Selain itu, kita juga bisa memesan obat dari aplikasi ini. Tinggal klik saja dan tunggu pesanan obatnya diantar oleh abang ojek online.
Sama seperti ketika batuk melanda, saya sempat melakukan konsultasi lebih dulu melalui aplikasi ini. Karena, takut kalau langsung ke klinik di tengah pandemi virus corona seperti saat ini.
Konsultasinya juga enggak asal-asalan. Tapi, kita harus memberikan informasi selengkap-lengkapnya saat konsul. Biar dokternya bisa langsung menangkap dengan jelas gejala penyakit yang kita derita.
Sertakan juga kalau-kalau kita punya alergi pada obat-obatan tertentu. Biar dokternya enggak salah kasih resep obat.
Satu Aplikasi Untuk Semua Kondisi
Pengalaman yang enggak mengenakkan pasti bikin kita selalu waspada, ya. Terutama saat kita malu dan takut untuk keluar rumah karena sedang enggak enak badan.
Wajar aja, karena faktanya memang sakit batuk saat ini selalu dicurigai sebagai gejala sakit karena virus corona.
Faktanya juga, pasien positif covid-19 ini pun enggak serta merta langsung diterima oleh masyarakat.
Ini terjadi di blok sebelah rumah saya. Saat pasien sudah dinyatakan sembuh. Ketika pulang, justru mendapat perlakuan kurang mengenakkan.
Kondisi ini sempat ramai diperbincangkan. Ada yang setuju namun banyak yang enggak setuju dengan pengucilan ini.
Yaiyalah, namanya sudah dinyatakan sembuh mau diapain lagi?
Jujur, kekhawatiran berlebihan di tengah masyarakat ini cukup kontras dengan kondisi keramaian masyarakat yang masih keluar ngabuburit mencari takjil.
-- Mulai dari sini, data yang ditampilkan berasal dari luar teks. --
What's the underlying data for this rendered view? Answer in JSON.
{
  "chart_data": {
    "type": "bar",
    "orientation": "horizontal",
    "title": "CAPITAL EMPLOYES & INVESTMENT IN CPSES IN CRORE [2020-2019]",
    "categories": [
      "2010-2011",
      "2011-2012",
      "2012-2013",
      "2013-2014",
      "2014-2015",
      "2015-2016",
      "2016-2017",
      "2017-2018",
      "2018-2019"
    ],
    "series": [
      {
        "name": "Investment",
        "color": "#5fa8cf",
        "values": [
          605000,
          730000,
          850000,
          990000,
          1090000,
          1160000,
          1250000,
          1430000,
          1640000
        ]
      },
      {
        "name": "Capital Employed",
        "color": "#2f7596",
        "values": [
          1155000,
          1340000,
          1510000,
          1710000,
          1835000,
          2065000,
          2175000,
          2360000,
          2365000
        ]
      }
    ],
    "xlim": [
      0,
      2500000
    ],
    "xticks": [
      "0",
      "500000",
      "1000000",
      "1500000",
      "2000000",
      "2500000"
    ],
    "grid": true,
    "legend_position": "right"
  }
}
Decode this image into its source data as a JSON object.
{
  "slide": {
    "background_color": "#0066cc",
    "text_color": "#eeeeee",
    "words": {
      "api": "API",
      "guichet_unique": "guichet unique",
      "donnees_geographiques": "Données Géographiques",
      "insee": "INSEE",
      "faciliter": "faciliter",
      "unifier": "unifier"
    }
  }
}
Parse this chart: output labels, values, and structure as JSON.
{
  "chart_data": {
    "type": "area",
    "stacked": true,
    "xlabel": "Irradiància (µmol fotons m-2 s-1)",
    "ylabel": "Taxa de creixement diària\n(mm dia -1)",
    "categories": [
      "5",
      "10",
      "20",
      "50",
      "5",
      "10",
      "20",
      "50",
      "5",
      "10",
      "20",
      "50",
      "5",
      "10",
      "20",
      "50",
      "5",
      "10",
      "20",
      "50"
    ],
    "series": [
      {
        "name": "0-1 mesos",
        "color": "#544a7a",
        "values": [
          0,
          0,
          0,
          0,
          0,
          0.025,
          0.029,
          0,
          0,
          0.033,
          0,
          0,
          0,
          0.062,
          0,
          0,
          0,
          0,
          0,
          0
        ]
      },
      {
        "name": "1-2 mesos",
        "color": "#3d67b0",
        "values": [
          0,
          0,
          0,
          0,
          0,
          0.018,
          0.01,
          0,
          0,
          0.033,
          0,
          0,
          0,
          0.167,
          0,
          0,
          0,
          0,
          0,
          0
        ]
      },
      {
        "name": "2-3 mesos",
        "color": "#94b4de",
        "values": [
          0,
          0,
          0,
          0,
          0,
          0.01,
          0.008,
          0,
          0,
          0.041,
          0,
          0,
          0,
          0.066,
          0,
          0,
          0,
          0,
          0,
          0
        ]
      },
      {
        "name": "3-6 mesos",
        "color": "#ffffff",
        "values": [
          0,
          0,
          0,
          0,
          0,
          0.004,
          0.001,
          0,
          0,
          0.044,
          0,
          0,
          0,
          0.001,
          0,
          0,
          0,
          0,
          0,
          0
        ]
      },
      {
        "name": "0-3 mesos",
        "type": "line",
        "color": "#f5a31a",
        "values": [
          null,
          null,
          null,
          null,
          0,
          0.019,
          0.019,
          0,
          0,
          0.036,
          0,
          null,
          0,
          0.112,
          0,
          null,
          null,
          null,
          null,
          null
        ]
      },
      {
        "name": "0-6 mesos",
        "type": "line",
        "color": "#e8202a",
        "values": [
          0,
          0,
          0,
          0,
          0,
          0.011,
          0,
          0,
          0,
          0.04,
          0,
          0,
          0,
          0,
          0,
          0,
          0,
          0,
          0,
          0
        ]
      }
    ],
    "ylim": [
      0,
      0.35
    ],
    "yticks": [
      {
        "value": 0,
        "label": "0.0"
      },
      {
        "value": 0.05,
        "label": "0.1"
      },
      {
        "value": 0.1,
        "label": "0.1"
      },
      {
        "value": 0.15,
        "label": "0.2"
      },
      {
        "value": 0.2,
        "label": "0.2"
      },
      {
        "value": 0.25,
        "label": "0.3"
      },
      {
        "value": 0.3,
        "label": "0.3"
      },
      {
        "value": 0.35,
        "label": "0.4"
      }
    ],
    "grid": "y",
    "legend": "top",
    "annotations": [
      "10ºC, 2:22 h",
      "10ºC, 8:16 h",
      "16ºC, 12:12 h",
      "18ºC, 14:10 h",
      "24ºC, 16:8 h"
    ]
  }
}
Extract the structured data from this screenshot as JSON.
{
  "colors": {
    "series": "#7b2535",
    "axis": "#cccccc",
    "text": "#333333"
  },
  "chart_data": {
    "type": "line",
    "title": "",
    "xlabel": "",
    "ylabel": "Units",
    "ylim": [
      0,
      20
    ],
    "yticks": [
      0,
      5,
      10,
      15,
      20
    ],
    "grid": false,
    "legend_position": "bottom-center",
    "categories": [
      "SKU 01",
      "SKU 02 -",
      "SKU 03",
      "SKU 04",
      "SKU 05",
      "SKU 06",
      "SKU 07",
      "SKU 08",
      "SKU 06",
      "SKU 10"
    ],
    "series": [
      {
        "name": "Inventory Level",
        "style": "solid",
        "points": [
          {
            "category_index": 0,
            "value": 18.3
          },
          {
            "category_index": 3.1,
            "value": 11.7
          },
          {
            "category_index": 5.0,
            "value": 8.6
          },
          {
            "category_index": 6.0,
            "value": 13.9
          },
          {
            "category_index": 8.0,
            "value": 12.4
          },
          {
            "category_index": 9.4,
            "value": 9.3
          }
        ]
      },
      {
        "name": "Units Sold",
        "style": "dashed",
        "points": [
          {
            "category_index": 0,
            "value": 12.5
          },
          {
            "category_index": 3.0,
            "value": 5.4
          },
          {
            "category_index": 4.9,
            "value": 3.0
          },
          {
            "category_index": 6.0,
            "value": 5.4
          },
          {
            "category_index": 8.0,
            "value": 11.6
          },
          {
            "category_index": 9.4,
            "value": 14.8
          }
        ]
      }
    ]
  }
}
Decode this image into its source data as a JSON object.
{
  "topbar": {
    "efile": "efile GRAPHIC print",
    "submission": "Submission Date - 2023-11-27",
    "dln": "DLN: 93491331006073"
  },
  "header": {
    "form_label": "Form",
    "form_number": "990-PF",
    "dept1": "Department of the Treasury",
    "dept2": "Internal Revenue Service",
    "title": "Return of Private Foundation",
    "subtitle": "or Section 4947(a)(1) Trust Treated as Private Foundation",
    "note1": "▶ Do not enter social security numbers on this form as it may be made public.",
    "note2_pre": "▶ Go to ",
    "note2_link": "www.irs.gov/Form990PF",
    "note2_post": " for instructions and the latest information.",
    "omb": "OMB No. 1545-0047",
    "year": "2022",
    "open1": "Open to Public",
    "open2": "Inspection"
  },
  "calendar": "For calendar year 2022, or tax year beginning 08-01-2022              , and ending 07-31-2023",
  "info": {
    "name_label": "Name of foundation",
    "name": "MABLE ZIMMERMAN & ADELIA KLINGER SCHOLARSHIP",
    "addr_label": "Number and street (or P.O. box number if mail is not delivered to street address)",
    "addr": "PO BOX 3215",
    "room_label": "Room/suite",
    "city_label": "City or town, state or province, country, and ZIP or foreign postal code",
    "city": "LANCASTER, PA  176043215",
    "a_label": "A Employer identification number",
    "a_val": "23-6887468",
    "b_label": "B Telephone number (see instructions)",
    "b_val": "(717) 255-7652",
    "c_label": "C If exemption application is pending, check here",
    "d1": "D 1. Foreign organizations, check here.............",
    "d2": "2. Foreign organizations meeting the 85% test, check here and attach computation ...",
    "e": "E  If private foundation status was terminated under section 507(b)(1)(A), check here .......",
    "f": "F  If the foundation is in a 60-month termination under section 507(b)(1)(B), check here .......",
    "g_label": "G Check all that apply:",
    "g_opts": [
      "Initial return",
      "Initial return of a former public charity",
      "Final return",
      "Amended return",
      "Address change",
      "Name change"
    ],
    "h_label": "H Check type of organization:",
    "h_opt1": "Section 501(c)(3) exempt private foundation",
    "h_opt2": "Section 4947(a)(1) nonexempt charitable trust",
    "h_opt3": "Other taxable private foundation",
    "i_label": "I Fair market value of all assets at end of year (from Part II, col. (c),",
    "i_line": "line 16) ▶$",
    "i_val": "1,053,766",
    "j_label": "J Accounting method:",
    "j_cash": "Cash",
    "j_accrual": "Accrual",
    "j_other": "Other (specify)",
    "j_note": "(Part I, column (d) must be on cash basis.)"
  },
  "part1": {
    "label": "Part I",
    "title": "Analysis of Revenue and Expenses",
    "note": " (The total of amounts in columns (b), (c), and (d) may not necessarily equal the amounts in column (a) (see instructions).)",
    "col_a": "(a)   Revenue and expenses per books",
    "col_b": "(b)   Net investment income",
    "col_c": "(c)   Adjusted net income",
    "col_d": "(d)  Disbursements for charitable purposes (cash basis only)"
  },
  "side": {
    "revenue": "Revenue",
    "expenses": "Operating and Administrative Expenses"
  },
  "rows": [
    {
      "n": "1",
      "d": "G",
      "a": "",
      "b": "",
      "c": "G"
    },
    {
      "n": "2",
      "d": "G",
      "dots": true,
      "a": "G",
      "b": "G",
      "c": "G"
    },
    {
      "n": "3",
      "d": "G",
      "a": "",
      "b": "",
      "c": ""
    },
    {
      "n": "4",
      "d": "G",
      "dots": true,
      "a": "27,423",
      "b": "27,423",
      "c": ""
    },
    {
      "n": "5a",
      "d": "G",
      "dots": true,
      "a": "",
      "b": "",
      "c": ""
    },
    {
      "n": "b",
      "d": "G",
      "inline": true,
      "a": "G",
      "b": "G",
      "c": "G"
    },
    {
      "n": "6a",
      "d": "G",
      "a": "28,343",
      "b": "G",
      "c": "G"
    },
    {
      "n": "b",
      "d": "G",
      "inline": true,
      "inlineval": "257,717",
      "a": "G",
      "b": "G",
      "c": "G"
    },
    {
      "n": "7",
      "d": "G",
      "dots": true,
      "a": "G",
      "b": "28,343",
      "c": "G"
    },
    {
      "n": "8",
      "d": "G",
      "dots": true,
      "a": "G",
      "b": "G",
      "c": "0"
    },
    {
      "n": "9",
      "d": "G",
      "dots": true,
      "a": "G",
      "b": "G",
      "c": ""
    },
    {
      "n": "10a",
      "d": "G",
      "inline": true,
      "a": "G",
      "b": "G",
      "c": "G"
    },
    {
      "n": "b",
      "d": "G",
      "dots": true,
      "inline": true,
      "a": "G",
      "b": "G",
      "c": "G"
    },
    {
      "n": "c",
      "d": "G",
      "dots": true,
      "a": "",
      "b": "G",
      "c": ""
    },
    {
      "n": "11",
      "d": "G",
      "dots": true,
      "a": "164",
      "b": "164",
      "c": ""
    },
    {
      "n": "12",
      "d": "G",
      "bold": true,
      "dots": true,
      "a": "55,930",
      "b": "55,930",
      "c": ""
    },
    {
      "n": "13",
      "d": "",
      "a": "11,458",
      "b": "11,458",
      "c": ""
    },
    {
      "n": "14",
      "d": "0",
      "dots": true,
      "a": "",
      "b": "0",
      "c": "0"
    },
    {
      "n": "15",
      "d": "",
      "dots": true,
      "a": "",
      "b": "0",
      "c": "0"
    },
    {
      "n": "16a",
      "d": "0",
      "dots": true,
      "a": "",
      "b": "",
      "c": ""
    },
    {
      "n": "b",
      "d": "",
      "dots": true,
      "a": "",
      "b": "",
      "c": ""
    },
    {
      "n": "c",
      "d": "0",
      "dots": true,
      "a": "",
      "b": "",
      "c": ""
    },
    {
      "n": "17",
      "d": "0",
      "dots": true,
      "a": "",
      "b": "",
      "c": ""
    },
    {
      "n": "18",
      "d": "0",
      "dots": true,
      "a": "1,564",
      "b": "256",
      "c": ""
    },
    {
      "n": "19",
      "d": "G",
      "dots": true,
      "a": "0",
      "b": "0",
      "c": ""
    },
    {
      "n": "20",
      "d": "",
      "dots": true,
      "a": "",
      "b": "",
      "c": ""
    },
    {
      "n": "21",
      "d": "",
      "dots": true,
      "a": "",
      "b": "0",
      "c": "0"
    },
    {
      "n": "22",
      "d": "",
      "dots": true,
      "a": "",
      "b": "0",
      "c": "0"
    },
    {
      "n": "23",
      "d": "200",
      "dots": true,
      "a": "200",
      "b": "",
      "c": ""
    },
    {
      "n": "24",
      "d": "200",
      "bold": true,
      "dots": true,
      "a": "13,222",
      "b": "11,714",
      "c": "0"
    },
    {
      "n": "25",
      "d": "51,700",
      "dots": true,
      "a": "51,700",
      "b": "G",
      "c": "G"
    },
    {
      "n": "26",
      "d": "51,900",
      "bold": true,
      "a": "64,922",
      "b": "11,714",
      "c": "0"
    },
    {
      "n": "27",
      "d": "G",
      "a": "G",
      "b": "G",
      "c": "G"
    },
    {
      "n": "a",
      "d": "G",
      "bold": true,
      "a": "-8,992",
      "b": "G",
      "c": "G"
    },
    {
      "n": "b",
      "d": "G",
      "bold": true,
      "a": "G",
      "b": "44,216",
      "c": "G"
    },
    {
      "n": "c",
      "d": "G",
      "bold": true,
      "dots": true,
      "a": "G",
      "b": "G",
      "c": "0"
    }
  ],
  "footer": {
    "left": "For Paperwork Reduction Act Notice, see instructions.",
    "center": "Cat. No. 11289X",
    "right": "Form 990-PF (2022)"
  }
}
Rasanya membuat diri ini geram dengan kondisi yang ada. Tapi, benar juga jika boleh mengutip salah satu tulisan yang sempat viral.
Yang sulit itu menghadapi manusianya. Bukan virusnya.
Penutup
Melakukan cek covid-19 mandiri melalui aplikasi. Sejatinya merupakan bentuk ikhtiar kita agar tetap waspada namun enggak berlebihan.
Daripada kita mengira-ngira. Ada baiknya kita langsung melakukan cek mandiri di Halodoc yang notabennya enggak susah dan berat untuk dilakukan.
Tentunya, biar kita bisa tau langsung hasilnya. Yang bisa langsung keluar setelah kita sampai di pertanyaan akhir.
Mudah, simple, efisien dan hasilnya terpercaya.
Gimana, masih mau menunda cek kesehatan mandiri? Jangan dong. Lebih baik mencegah daripada mengobati, ya kan?